Die neue Vorgabe liess sich nur mit stalinistischen Methoden durchsetzen. Fabriken, Dörfer, Gemeinden, Bezirke und Provinzen - alle Ebenen der Gesellschaft bekamen Quoten zugeteilt, die von strammen Parteikadern und Familienplanungs-Komitees überwacht wurden und keinesfalls überschritten werden durften. Deng Xiao-ping, seit 1977 der neue starke Mann Chinas, gab die Losung aus: "Nutzt, mit welchen Mitteln auch immer, alle Möglichkeiten, um die Bevölkerung zu reduzieren - aber tut es."

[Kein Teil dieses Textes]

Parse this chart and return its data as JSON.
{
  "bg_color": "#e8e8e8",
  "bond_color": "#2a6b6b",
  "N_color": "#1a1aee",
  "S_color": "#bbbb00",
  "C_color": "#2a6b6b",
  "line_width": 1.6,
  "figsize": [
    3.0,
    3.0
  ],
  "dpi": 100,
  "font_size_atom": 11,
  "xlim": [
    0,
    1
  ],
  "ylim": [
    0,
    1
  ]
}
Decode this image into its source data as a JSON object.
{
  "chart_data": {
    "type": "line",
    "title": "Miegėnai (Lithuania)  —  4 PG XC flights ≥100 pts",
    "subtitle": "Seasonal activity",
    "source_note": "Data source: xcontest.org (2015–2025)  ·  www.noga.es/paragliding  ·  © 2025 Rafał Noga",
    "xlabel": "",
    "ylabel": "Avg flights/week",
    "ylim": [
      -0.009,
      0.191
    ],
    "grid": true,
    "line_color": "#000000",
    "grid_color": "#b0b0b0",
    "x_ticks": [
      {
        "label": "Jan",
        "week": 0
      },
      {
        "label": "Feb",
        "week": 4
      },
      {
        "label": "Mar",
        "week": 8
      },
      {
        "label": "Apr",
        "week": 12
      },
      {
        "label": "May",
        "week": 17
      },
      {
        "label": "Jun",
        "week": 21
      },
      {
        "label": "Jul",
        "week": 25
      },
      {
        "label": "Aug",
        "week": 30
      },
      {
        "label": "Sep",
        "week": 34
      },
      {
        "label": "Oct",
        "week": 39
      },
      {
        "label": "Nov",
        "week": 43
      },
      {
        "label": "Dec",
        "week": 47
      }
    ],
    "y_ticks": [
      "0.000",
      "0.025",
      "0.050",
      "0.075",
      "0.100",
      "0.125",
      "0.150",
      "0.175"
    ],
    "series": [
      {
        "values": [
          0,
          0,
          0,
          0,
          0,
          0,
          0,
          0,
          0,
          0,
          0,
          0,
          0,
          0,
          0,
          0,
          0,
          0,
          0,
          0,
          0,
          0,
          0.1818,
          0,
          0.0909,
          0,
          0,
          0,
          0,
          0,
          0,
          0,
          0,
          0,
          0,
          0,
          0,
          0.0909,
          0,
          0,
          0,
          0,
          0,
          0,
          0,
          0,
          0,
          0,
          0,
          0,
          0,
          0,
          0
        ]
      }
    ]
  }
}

Jede Frau brauchte seither ein Zertifikat zum Schwangerwerden. Bei Paaren mit zwei oder mehr Kindern wurde einer der Partner zwangssterilisiert. Wer sich dagegen wehrte, dem wurden Wasser und Strom abgestellt, Führerschein und Gewerbeerlaubnis entzogen. Einer chinesischen Journalistin führten die Behörden einmal stolz die Arbeit einer Eingreiftruppe der Familienplanung vor. Sie zeigten ihr, wie die Häuser von sechs Familien niedergerissen wurden, weil die Frauen eine Abtreibung verweigert hatten. Im Krankenhaus des Ortes, berichtete die Journalistin weiter, standen mülleimerweise abgetriebene, bis zu acht Monate alte Feten herum.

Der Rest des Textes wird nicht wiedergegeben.